His question to us--"Have you ever considered that what you have
here is a perfectly normal boy?"--had been at once ridiculous,
and one we wished we could have answered in the affirmative.
This shrink was only the latest in a long line of evaluators,
and for the few minutes the doctor saw him, Harrison could have
passed for a normal, if hyperenergetic, kid.
But we knew better.
Our son, at 8 years old, is a beautiful child, with hair as red
as the Encyclopedia Britannica, blue eyes that make you wonder
why people made such a fuss over that Sinatra guy, and a
mischievous smile that turns his freckled cheeks into matching
whoopee cushions. All this sits on a frame so gangly that, when
he does his gliding walk up on the balls of his feet, you
sometimes get the impression that his magnificent head is
self-propelled, rather than a part of the natural apparatus.

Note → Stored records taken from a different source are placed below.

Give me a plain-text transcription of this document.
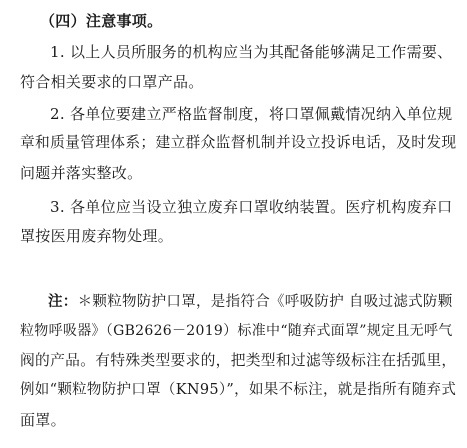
（四）注意事项。
1. 以上人员所服务的机构应当为其配备能够满足工作需要、
符合相关要求的口罩产品。
2. 各单位要建立严格监督制度，将口罩佩戴情况纳入单位规
章和质量管理体系；建立群众监督机制并设立投诉电话，及时发现
问题并落实整改。
3. 各单位应当设立独立废弃口罩收纳装置。医疗机构废弃口
罩按医用废弃物处理。
注：＊颗粒物防护口罩，是指符合《呼吸防护 自吸过滤式防颗
粒物呼吸器》（GB2626－2019）标准中“随弃式面罩”规定且无呼气
阀的产品。有特殊类型要求的，把类型和过滤等级标注在括弧里，
例如“颗粒物防护口罩（KN95）”，如果不标注，就是指所有随弃式
面罩。
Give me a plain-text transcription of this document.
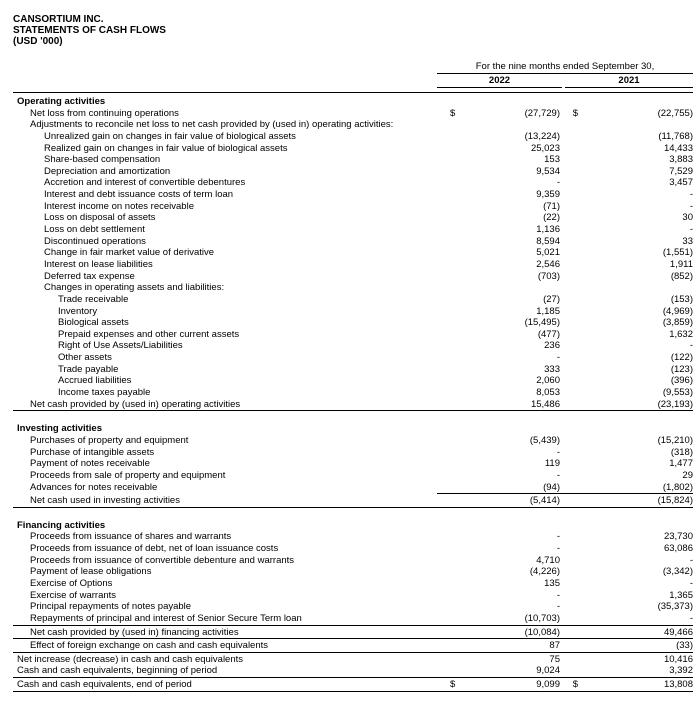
CANSORTIUM INC.
STATEMENTS OF CASH FLOWS
(USD '000)
For the nine months ended September 30,
2022	2021
Operating activities
Net loss from continuing operations	$	(27,729)	$	(22,755)
Adjustments to reconcile net loss to net cash provided by (used in) operating activities:
Unrealized gain on changes in fair value of biological assets	(13,224)	(11,768)
Realized gain on changes in fair value of biological assets	25,023	14,433
Share-based compensation	153	3,883
Depreciation and amortization	9,534	7,529
Accretion and interest of convertible debentures	-	3,457
Interest and debt issuance costs of term loan	9,359	-
Interest income on notes receivable	(71)	-
Loss on disposal of assets	(22)	30
Loss on debt settlement	1,136	-
Discontinued operations	8,594	33
Change in fair market value of derivative	5,021	(1,551)
Interest on lease liabilities	2,546	1,911
Deferred tax expense	(703)	(852)
Changes in operating assets and liabilities:
Trade receivable	(27)	(153)
Inventory	1,185	(4,969)
Biological assets	(15,495)	(3,859)
Prepaid expenses and other current assets	(477)	1,632
Right of Use Assets/Liabilities	236	-
Other assets	-	(122)
Trade payable	333	(123)
Accrued liabilities	2,060	(396)
Income taxes payable	8,053	(9,553)
Net cash provided by (used in) operating activities	15,486	(23,193)
Investing activities
Purchases of property and equipment	(5,439)	(15,210)
Purchase of intangible assets	-	(318)
Payment of notes receivable	119	1,477
Proceeds from sale of property and equipment	-	29
Advances for notes receivable	(94)	(1,802)
Net cash used in investing activities	(5,414)	(15,824)
Financing activities
Proceeds from issuance of shares and warrants	-	23,730
Proceeds from issuance of debt, net of loan issuance costs	-	63,086
Proceeds from issuance of convertible debenture and warrants	4,710	-
Payment of lease obligations	(4,226)	(3,342)
Exercise of Options	135	-
Exercise of warrants	-	1,365
Principal repayments of notes payable	-	(35,373)
Repayments of principal and interest of Senior Secure Term loan	(10,703)	-
Net cash provided by (used in) financing activities	(10,084)	49,466
Effect of foreign exchange on cash and cash equivalents	87	(33)
Net increase (decrease) in cash and cash equivalents	75	10,416
Cash and cash equivalents, beginning of period	9,024	3,392
Cash and cash equivalents, end of period	$	9,099	$	13,808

And, yes, my wife and I would love to consider him normal.
That would mean we could occasionally hire a babysitter for him
and his sisters and go out to see a movie.
That would mean we could sign him up for sports teams and summer
camps and swimming lessons without making sure that a parent or
aide would be with him every minute, or that the instructor had
a background in special education for kids like Harrison.
That would mean every day wouldn't start with "Harrison, have
you taken your medicine?" And almost every weekday afternoon
wouldn't include a therapist in our home, trying to teach him
how to approach people or start a conversation. And every night
wouldn't end with an epic battle between his spiking energy
level and our plummeting ones.
But most of all, it would mean the psychiatrist was right, that
Harrison isn't autistic. That he's just a boy being a boy.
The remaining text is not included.